Love takes time, it takes commitment and compromise. It’s not always easy, but when it’ right it’s amazing. It is often described as a force to get you though the day and purpose for living. Right now you’re probably associating love with romance or at least another person. But how often do you say LOVE and think of you, and you alone?
Often the first thought that pops into our head is the fear of being forever alone, or the thought of a certain someone. Many people give a lot of love to others and associate it with another person, and although self- love has recently become a common topic, it is not something that always comes naturally. Often, learning to love and accept ourselves is the most difficult type of LOVE to embrace.
Project Love grew when I decided I didn’t need reassurance from others. I became exhausted and trapped in a vicious cycle of looking after myself, getting ill, giving up, hating myself and starting again, and I knew I wasn’t alone. Developing a project where I had to accept myself, my decisions and what I already knew, encouraged me to look at myself in a different way. The project taught me to trust and respect myself enough to take the time each day to work out what would ground me, even on my most difficult days. I had, had enough of quick fixes, other people’s advice and fluttering from one training program to another, where I would feel little or no change.
I already knew the key to results was consistency and individuality.
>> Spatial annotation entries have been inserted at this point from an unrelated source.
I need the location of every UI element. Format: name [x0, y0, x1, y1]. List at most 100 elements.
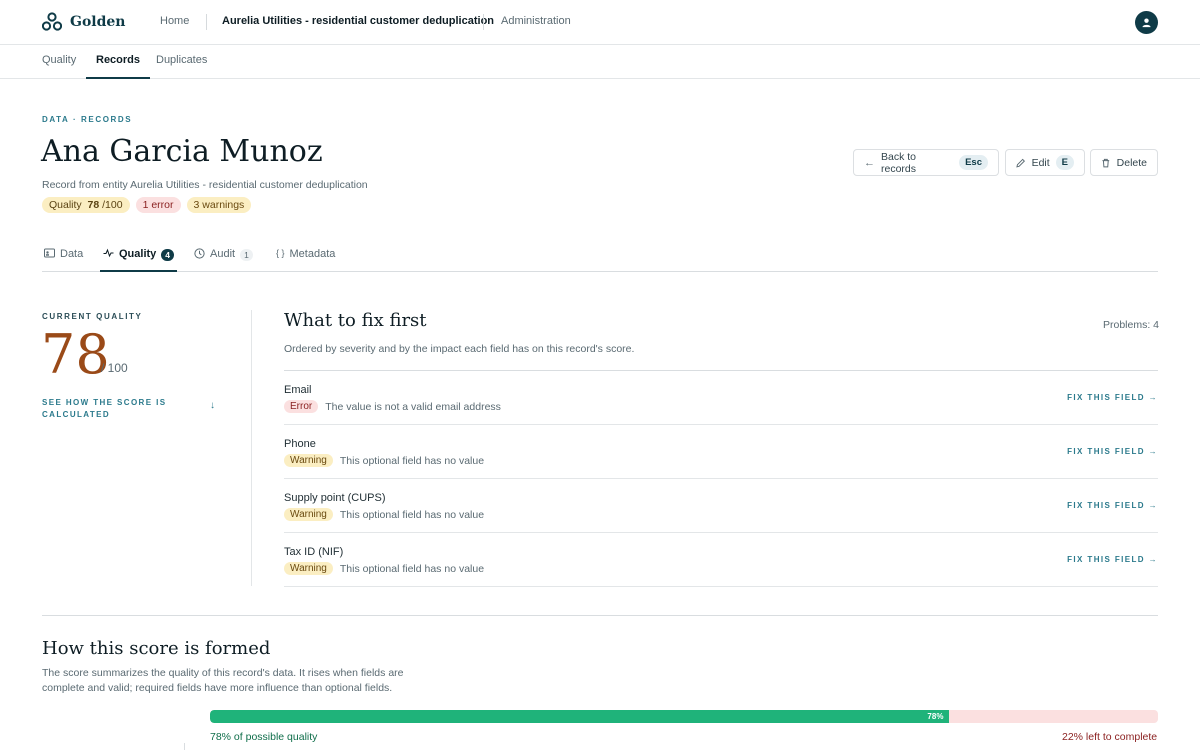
arrow-left-icon: ←	[864, 156, 875, 169]
section-nav: Quality Records Duplicates	[0, 45, 1200, 79]
score-formation-title: How this score is formed	[42, 638, 271, 659]
tab-metadata-label: Metadata	[289, 248, 336, 260]
issue-field-name: Email	[284, 384, 312, 396]
fix-field-link[interactable]: FIX THIS FIELD →	[1067, 393, 1158, 402]
tab-metadata[interactable]: { } Metadata	[276, 240, 335, 272]
tab-audit[interactable]: Audit 1	[194, 240, 253, 272]
issue-detail: Warning This optional field has no value	[284, 508, 484, 521]
edit-button-label: Edit	[1031, 156, 1050, 169]
fix-first-subtitle: Ordered by severity and by the impact ea…	[284, 343, 635, 355]
back-to-records-button[interactable]: ← Back to records Esc	[853, 149, 999, 176]
fix-first-title: What to fix first	[284, 310, 427, 331]
tab-audit-label: Audit	[210, 248, 236, 260]
shortcut-e: E	[1055, 155, 1074, 170]
section-divider	[184, 743, 185, 750]
quality-badge-max: /100	[102, 199, 123, 211]
issue-row: Supply point (CUPS) Warning This optiona…	[284, 479, 1158, 533]
back-button-label: Back to records	[881, 150, 917, 175]
quality-score: 78	[41, 323, 110, 386]
tab-audit-count: 1	[240, 249, 253, 261]
severity-badge: Warning	[284, 562, 333, 575]
severity-badge: Warning	[284, 454, 333, 467]
quality-progress-fill: 78%	[210, 710, 950, 723]
fix-field-label: FIX THIS FIELD	[1067, 393, 1145, 402]
fix-field-label: FIX THIS FIELD	[1067, 555, 1145, 564]
issue-message: The value is not a valid email address	[325, 400, 501, 413]
user-icon	[1142, 18, 1151, 28]
subnav-records[interactable]: Records	[86, 54, 151, 79]
issue-field-name: Tax ID (NIF)	[284, 546, 344, 558]
fix-field-link[interactable]: FIX THIS FIELD →	[1067, 447, 1158, 456]
arrow-right-icon: →	[1148, 501, 1158, 510]
quality-progress-label: 78%	[927, 712, 944, 721]
quality-badge: Quality 78 /100	[42, 197, 130, 213]
fix-field-label: FIX THIS FIELD	[1067, 501, 1145, 510]
quality-remaining-text: 22% left to complete	[1062, 731, 1158, 743]
pencil-icon	[1016, 158, 1025, 167]
arrow-right-icon: →	[1148, 393, 1158, 402]
trash-icon	[1102, 158, 1110, 167]
quality-score-max: / 100	[101, 361, 128, 375]
status-badges: Quality 78 /100 1 error 3 warnings	[42, 197, 252, 213]
issue-detail: Warning This optional field has no value	[284, 454, 484, 467]
tab-data-label: Data	[60, 248, 84, 260]
edit-button[interactable]: Edit E	[1005, 149, 1085, 176]
quality-badge-label: Quality	[49, 199, 82, 211]
quality-achieved-text: 78% of possible quality	[210, 731, 318, 743]
page-title: Ana Garcia Munoz	[41, 134, 323, 169]
app-name: Golden	[70, 14, 126, 30]
tab-data[interactable]: Data	[44, 240, 83, 272]
tab-quality[interactable]: Quality 4	[100, 240, 178, 272]
tab-quality-count: 4	[161, 249, 175, 261]
issue-field-name: Phone	[284, 438, 316, 450]
problems-count: Problems: 4	[1103, 319, 1160, 331]
current-quality-label: CURRENT QUALITY	[42, 312, 143, 321]
issue-detail: Error The value is not a valid email add…	[284, 400, 501, 413]
arrow-down-icon[interactable]: ↓	[210, 400, 215, 411]
score-formation-description: The score summarizes the quality of this…	[42, 667, 404, 694]
issue-field-name: Supply point (CUPS)	[284, 492, 386, 504]
id-card-icon	[44, 248, 55, 258]
top-bar: Golden Home Aurelia Utilities - resident…	[0, 0, 1200, 45]
delete-button[interactable]: Delete	[1090, 149, 1158, 176]
arrow-right-icon: →	[1148, 447, 1158, 456]
fix-field-link[interactable]: FIX THIS FIELD →	[1067, 555, 1158, 564]
section-divider	[251, 310, 252, 586]
fix-field-link[interactable]: FIX THIS FIELD →	[1067, 501, 1158, 510]
nav-divider	[483, 14, 484, 30]
warning-badge: 3 warnings	[186, 197, 252, 213]
section-divider	[42, 615, 1158, 616]
record-tabs: Data Quality 4 Audit 1 { } Metadata	[42, 240, 1158, 272]
issue-row: Email Error The value is not a valid ema…	[284, 371, 1158, 425]
error-badge: 1 error	[135, 197, 181, 213]
issue-message: This optional field has no value	[339, 508, 485, 521]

Anyone can diet or train short term, but not everyone can make it part of their lifestyle or a passion. People fall out of love with themselves their bodies, and forget who they really are. We often stop seeing ourselves as humans and we forget that we are more than our bodies (even though they’re pretty amazing). When it comes to training, toning, dieting or losing weight. People often fixate on a number or a way they want to look. The problem with this is you forget to praise yourself and enjoy the process, until eventually you never see any progress, you’re not happy and you beat yourself up for not meeting your own expectations.
Personally, I had done everything back to front. Trying to accept my body by training it to look a certain way. It didn’t matter if I was lean, toned, size 8 or size 12. I couldn’t strut past a mirror without throwing a negative comment at myself. It had become 2nd nature to be horrible and not notice anything positive. Granted, much of this had come from my experience with Crohns, where I genuinely felt disgusting because I was either uncomfortable or on the loo. However, I never made it easy for myself. I was throwing myself under the bus daily, never happy with what I saw and constantly resetting or restarting on a weekly basis. This had become an unhealthy routine where I was ultimately attempting to be happier. However, my focus wasn’t on how I felt about myself it was all about how I looked!
I had zero patience and confidence, so I never remained consistent.
Swapping between programs and different diets. I started to convince myself that I was completely useless and lost. This became a regular occurrence that would cripple me halfway through the week and leave me completely deflated. I always knew and was ready to do something about it but I didn’t know what. Or at least I thought I didn’t.
I designed Love to be a 4 week program. Where you put you first and stop beating yourself up for trying! I split it over the course of 4 weeks because Tony Robbins ( Great American, public speaker/motivator guru guy) suggests it takes at least 30 days for a habit to be formed. So we need at least month to form a new habit. Similarly, it has to be something you can do little and often before it becomes automatic. Love contains Three small daily tasks that you have to stick to every day for seven days at a time. This a chance for you to commit to you and trust you. It’s about staying consistent, being present and working out what is sustainable for you. Once you learn to trust you and commit to you, you will acknowledge the habits you want to keep and the ones you want to be rid of. You will start to acknowledge yourself for all that you are and not just a body. This was all I used to see when I looked in the mirror and the habit had become self- sabotaging. Love gives you a foundation to always come back to especially when you’re feeling out of sorts.
We want lifelong health, not quick fixes and guilt. Gone should be the days where we hate ourselves because we had some chocolate or because we listened to our bodies and stayed at home. This year make it about love. Train because you love you and love it, eat because you’re eating what you love and you love how you feel. Love you and all of you. Start treating yourself like you’d treat your best friend or your partner (hopefully that’s with a whole lot of loving), you are more than a body, more than what you eat and more than how you move. However, we are what we believe we are. What we say, what we do, how we feel is all an extension of us and we all want the most out of our time here. So the more time we invest in ourselves the greater chance we have at embracing love and life!